The study reviewed data from the 37 patients organized into two categories: those who had undergone an excisional biopsy (leaving no tumor left on the skin) and those with a shaved biopsy (which still had some primary tumor left over), Dr. Negin explains. The group of lymph nodes that were downstream from the melanoma had statistically greater immunosuppression compared to those that were not downstream from remaining melanoma.
“The primary tumor is able to suppress the lymph node basin without actually being in the basin. That’s part of what causes the melanoma to spread,” he explains, adding that the average T-cell expression in patients with no melanoma upstream was about 85%, while the average expression in patients without tumor upstream was 70%. For patients with macroscopical involvement (where the tumor is visible), the expression was around 56%, he reports.
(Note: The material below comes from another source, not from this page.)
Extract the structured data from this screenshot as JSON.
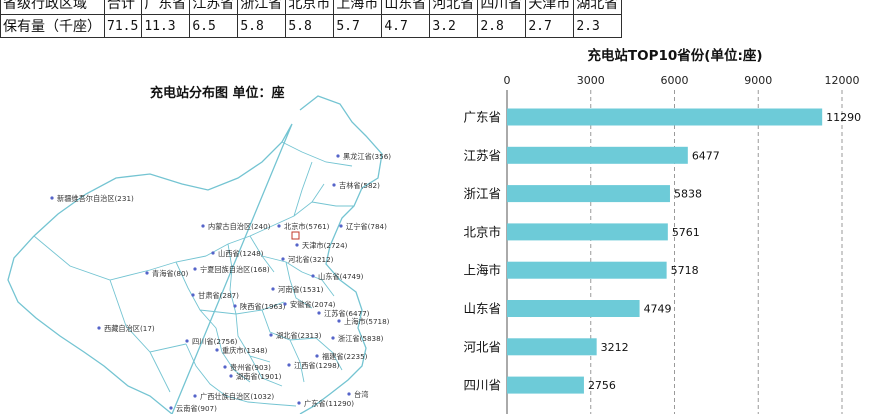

According to Dr. Negin, the discovery points to another possible way to improve the performance of melanoma vaccines: immunotherapy. “We could give that patient localized immunotherapy, applied directly to the affected area. When you give systemic immunotherapy, people get very sick; side effects are so nasty, people could die from them. A patient could get an injection in the arm instead of an infusion,” he asserts.
Differences in Genetic Expression
Dr. Gajewski maintains the relevance of a relatively small set of genes in determining patient response to melanoma vaccines or other immunotherapy. “We think we know what the genes are,” he says, noting that there are about seven controlling genes. “That has to be validated in a prospective study; but if true, we could at least exclude patients who have no chance of responding to a vaccine.”
Given the sheer volume of gene therapy trials and immunotherapy experiments, future developments appear likely. “Almost every center has its own favorite vaccination approach,” says Dr. Gajewski. “At any one time around the United States, there are dozens of different vaccine trials, with probably a couple dozen people in each trial. I’m sure there are hundreds of patients enrolled in vaccine trials, and if you expand the consideration to other immunotherapeutic interventions, there are probably thousands,” he concludes.